When doing a spectral analysis, it is important to multiply each window of input samples by a so-called windowing function. This causes samples at the beginning and end of the window being reduced to zero with the original amplitude being retained in the middle of the window.

The reason that this is important is that the Fourier transform assumes the input is periodic. A batch of samples isn't, however, and there can be considerable mismatch between the beginning of the sample window and the end. That mismatch causes very poor quality in the quality of the display.

As an example, here are a few cycles of a sine wave:

You can see how the first sample on the left is 0 and the last sample is about -1. If you do an analysis that presumes this sampled signal repeats these samples over and over, there will be a big jump from -1 back to 0 when you go from the end back to the beginning.

It is better to use a windowing function. A good choice is $2 \thinspace \sin^2({\pi t} / (n \Delta t))$. This changes our sine wave into this:

Here, the windowing function is shown as a light red ghost on top of the windowed signal.

In the spectral display, this makes a lot of difference because the step from the end back to the beginning is an impulse that raises the noise floor dramatically.

For instance, here is a plot of the signal above with and without windowing. The difference in noise floor is about 150dB which is massive.

In such a spectral displace, the vertical display should be calibrated using a factor based on the number of samples in a window and the gain of the input signal.

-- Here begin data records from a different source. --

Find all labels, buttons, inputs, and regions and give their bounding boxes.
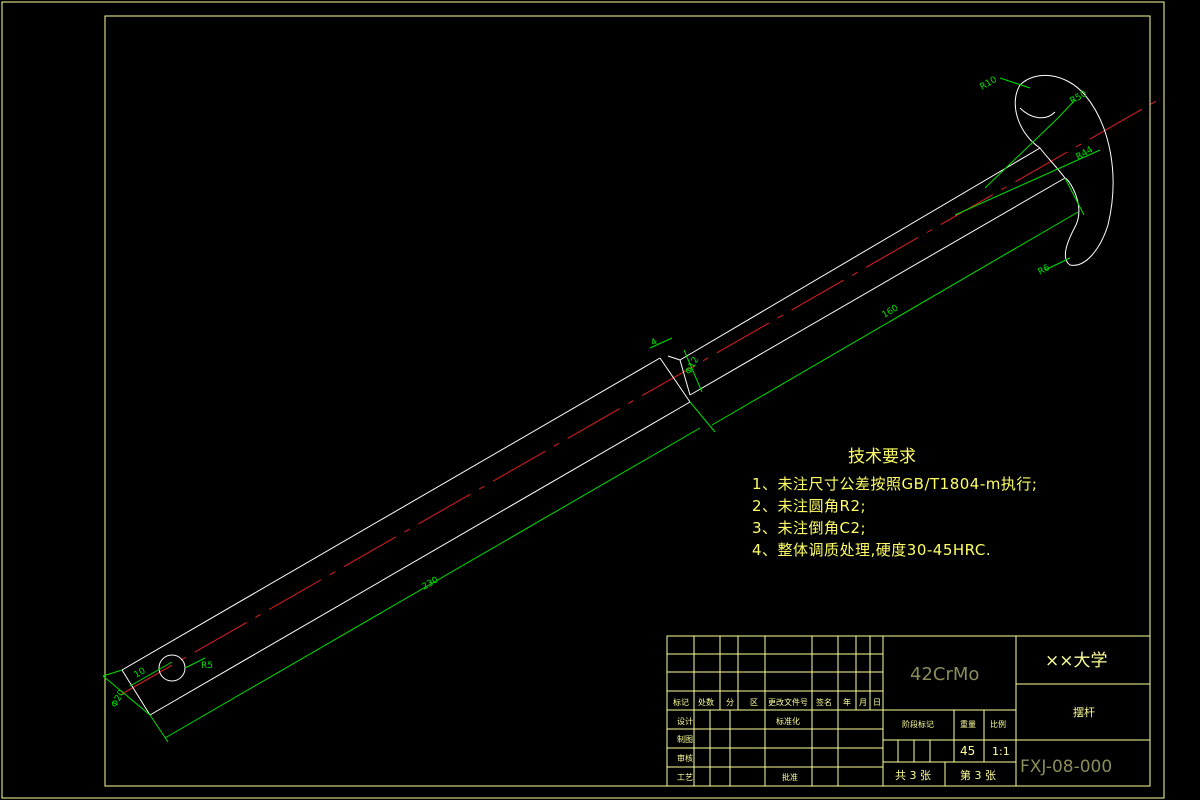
label-mark: 标记 bbox=[673, 697, 689, 707]
dimension-lines bbox=[102, 77, 1101, 743]
scale-value: 1:1 bbox=[992, 745, 1010, 758]
total-sheets: 共 3 张 bbox=[895, 769, 931, 782]
technical-requirements: 技术要求 1、未注尺寸公差按照GB/T1804-m执行; 2、未注圆角R2; 3… bbox=[752, 442, 1052, 561]
label-sign: 签名 bbox=[816, 697, 832, 707]
label-qu: 区 bbox=[750, 698, 758, 707]
drawing-number: FXJ-08-000 bbox=[1020, 757, 1112, 777]
pin-hole bbox=[158, 654, 186, 682]
tech-req-item: 1、未注尺寸公差按照GB/T1804-m执行; bbox=[752, 475, 1038, 493]
dim-r50: R50 bbox=[1069, 89, 1090, 107]
label-month: 月 bbox=[859, 698, 867, 707]
dim-r5: R5 bbox=[201, 661, 213, 671]
label-scale: 比例 bbox=[990, 719, 1006, 729]
drawing-frame bbox=[104, 15, 1151, 787]
school-name: ××大学 bbox=[1045, 651, 1108, 671]
label-weight: 重量 bbox=[960, 719, 976, 729]
dim-10: 10 bbox=[133, 666, 148, 681]
dim-r44: R44 bbox=[1075, 145, 1096, 163]
dim-phi20: Φ20 bbox=[110, 688, 128, 709]
label-craft: 工艺 bbox=[677, 773, 693, 782]
label-fen: 分 bbox=[726, 698, 734, 707]
hook-inner-arc bbox=[1019, 107, 1056, 119]
label-stage-mark: 阶段标记 bbox=[902, 719, 934, 729]
label-review: 审核 bbox=[677, 753, 693, 763]
label-change-doc: 更改文件号 bbox=[768, 697, 808, 707]
cad-drawing-canvas: R10 R50 R44 R6 160 4 Φ12 230 10 R5 Φ20 4… bbox=[1, 1, 1165, 799]
material-name: 42CrMo bbox=[910, 664, 979, 685]
label-design: 设计 bbox=[677, 716, 693, 726]
dim-r10: R10 bbox=[979, 75, 1000, 93]
shaft-right bbox=[667, 147, 1066, 396]
hook-head bbox=[1014, 74, 1114, 266]
dim-r6: R6 bbox=[1037, 263, 1053, 278]
label-standardize: 标准化 bbox=[776, 716, 800, 726]
label-count: 处数 bbox=[698, 697, 714, 707]
label-year: 年 bbox=[843, 697, 851, 707]
dim-4: 4 bbox=[650, 337, 660, 349]
dim-phi12: Φ12 bbox=[684, 355, 702, 376]
label-day: 日 bbox=[873, 698, 881, 707]
weight-value: 45 bbox=[960, 744, 975, 758]
centerline bbox=[119, 99, 1159, 696]
label-approve: 批准 bbox=[782, 772, 798, 782]
tech-req-item: 3、未注倒角C2; bbox=[752, 519, 867, 537]
tech-req-item: 2、未注圆角R2; bbox=[752, 497, 867, 515]
sheet-number: 第 3 张 bbox=[960, 768, 996, 782]
tech-req-title: 技术要求 bbox=[848, 447, 916, 467]
dim-160: 160 bbox=[881, 303, 901, 320]
label-draw: 制图 bbox=[677, 734, 693, 744]
dim-230: 230 bbox=[421, 575, 441, 592]
tech-req-item: 4、整体调质处理,硬度30-45HRC. bbox=[752, 541, 992, 559]
part-name: 摆杆 bbox=[1073, 705, 1095, 719]
sheet-border bbox=[1, 1, 1165, 799]
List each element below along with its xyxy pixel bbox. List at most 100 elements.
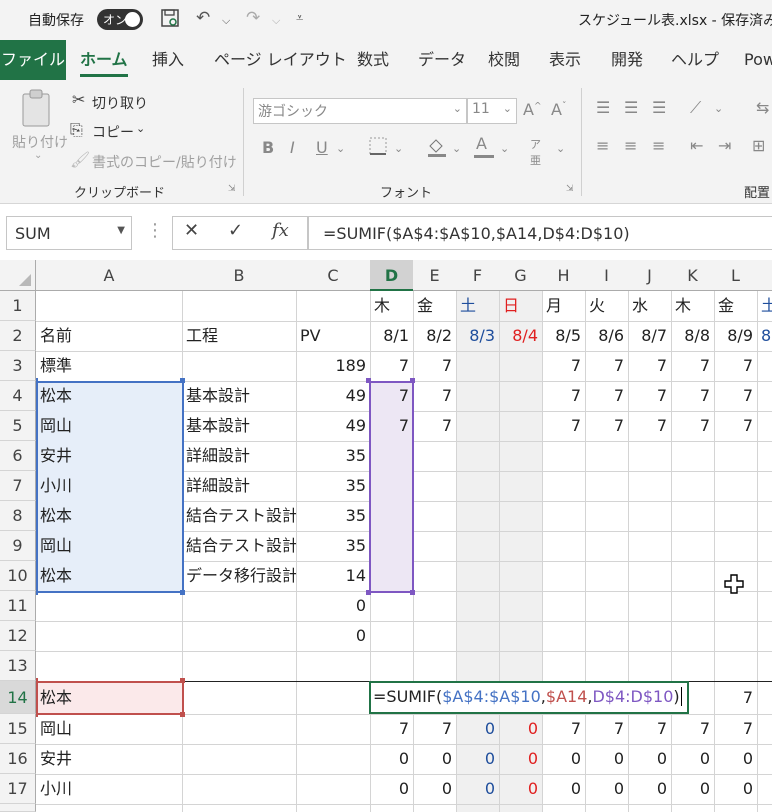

If we want to display dBm (dB referenced to 1mW), and we have n = 10000 samples in our data and the input gives us a value of 127 for a 1V input, a 1dBm signal would appear to have a magnitude of 109dB after doing the Fourier transform which is computed using

$$s_{ref} = 20 \thinspace \log_{10} (127 \thinspace v_{0dB} \thinspace n)$$

where $v_{0dB} = \sqrt{0.05} = 0.22$ is the voltage that results in 1dB into a $50 \Omega$.